À la lecture de ces différentes formes de collaboration observées par Gilly, Roux & Trognon (1999), on observe un continuum entre un niveau bas du processus cognitif qui concerne le simple partage d’informations et un niveau élevé du processus cognitif qui fait référence à l’argumentation et la négociation. Le facteur- clef à stimuler dans l’apprentissage est la capacité d’argumentation de l’apprenant. Pour Dillenbourg (2011), un indicateur qui permet d’apprécier ce processus d’élaboration est le taux de transactivité. Il correspond à l’élaboration d’une intervention en fonction de l’intervention de son partenaire. Si le fait de répondre au partenaire constitue un indicateur de transactivité, cet indice reste toutefois limité. Il est plus intéressant de relever dans le contenu des échanges les références à un même objet. Cette transactivité passe pour un apprenant par la reprise de termes et d’idées dans l’historique des échanges. Dans leurs travaux, Quintin & Masperi (2010) montrent que la présence de la reprise de la parole de l’autre, dans l’élaboration de son propre discours qui contribue également à la qualité des relations, entretient un lien positif avec la qualité des travaux collaboratifs.
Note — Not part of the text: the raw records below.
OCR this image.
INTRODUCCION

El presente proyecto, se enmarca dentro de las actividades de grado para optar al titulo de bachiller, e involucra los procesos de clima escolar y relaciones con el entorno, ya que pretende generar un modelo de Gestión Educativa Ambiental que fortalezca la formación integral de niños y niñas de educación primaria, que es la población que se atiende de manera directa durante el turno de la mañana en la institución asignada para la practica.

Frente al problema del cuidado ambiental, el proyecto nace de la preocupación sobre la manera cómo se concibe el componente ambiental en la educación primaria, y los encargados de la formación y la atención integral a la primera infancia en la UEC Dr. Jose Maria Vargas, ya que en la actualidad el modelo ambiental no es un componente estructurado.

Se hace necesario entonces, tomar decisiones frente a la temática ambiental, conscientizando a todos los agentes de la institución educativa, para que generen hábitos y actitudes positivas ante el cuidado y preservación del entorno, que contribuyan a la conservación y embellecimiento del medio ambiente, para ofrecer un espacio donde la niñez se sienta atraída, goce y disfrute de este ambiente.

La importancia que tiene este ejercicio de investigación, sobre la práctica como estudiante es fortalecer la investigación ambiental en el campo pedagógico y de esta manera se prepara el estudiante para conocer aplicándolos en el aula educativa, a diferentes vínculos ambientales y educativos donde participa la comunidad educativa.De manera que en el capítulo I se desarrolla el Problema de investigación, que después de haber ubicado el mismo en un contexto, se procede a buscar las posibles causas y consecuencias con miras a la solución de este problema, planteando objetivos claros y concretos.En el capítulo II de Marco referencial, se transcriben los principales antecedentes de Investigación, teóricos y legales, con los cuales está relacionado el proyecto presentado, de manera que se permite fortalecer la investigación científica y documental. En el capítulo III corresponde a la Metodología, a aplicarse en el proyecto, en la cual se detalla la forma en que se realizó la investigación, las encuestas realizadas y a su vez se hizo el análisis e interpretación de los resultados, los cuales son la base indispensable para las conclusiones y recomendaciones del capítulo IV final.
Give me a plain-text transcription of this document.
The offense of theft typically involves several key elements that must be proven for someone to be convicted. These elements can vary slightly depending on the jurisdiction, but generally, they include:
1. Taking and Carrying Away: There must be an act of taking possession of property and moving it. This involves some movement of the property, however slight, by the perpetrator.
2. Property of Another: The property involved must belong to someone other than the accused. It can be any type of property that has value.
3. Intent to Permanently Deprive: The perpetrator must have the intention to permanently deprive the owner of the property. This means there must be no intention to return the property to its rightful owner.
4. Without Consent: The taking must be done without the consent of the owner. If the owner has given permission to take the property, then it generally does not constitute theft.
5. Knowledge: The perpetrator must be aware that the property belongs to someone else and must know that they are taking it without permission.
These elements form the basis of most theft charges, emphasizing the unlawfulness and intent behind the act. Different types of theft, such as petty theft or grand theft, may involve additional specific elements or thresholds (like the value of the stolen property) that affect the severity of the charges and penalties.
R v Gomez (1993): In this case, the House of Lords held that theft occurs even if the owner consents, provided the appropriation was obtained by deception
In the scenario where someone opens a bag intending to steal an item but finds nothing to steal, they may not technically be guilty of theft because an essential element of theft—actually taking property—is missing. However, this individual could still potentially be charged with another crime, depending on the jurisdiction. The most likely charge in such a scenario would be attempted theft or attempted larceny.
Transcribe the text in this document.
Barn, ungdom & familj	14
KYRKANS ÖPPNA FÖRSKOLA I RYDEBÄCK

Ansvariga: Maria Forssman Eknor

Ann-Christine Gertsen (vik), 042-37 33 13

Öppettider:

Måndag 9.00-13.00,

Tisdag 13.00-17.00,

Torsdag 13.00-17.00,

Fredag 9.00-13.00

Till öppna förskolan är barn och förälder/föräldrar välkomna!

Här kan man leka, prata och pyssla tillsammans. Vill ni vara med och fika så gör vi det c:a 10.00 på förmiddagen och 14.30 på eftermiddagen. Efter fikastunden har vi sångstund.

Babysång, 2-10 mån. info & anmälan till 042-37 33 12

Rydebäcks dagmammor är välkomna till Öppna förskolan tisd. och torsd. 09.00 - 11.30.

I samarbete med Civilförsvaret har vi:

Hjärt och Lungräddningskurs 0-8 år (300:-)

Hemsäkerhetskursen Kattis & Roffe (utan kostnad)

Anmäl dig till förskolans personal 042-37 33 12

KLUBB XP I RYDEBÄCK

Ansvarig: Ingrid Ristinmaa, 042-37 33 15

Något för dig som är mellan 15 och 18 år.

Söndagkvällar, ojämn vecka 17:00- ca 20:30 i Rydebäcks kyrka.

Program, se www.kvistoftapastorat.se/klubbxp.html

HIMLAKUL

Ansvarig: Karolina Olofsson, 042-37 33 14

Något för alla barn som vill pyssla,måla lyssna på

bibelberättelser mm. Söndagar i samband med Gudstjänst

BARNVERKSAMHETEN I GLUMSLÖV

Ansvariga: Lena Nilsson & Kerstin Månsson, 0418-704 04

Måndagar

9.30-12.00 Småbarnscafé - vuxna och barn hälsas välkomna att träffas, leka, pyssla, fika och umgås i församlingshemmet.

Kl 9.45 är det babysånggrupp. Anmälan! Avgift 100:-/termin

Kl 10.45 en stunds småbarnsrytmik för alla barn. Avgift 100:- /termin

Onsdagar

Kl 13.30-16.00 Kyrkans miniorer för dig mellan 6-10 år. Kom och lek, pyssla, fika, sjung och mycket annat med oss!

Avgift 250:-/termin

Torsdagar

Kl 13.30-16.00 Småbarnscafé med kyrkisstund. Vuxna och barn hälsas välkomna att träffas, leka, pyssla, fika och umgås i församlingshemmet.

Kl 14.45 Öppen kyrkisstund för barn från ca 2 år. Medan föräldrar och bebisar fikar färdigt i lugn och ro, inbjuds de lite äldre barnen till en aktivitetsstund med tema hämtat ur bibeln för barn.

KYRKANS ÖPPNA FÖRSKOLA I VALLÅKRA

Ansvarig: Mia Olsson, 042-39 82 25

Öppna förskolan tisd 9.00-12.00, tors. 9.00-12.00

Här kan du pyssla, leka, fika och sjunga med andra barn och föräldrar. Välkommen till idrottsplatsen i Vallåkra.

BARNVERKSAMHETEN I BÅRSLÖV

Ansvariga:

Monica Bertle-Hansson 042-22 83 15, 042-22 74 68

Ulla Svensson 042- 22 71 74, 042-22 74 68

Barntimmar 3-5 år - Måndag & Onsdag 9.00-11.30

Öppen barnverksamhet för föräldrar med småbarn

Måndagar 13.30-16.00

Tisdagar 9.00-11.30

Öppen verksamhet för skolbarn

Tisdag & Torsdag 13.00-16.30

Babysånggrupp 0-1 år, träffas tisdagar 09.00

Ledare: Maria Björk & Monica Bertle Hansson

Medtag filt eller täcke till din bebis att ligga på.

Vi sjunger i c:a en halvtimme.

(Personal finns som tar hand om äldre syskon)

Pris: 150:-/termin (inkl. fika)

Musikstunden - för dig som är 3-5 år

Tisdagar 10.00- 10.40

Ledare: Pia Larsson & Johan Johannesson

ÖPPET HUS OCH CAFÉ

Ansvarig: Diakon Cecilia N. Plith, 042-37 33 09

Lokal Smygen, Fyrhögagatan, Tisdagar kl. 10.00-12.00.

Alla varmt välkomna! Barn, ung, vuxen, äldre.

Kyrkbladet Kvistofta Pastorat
Cette prise en compte des différentes représentations individuelles contraint également les apprenants à un travail de synthèse qui entraîne la mise en œuvre d’un mécanisme d’induction (Scharwtz, 1995 cité par Mondoux, Auderset & Dillenbourg, 2004) où l’apprenant doit inférer et synthétiser des nouvelles connaissances au départ des échanges produits dans le groupe.

D’un point de vue pédagogique, il apparaît donc essentiel de supporter la qualité interactionnelle et argumentative dans la mesure où elle produit des effets positifs à la fois sur les processus et sur la production collaborative ainsi que sur le développement cognitif individuel.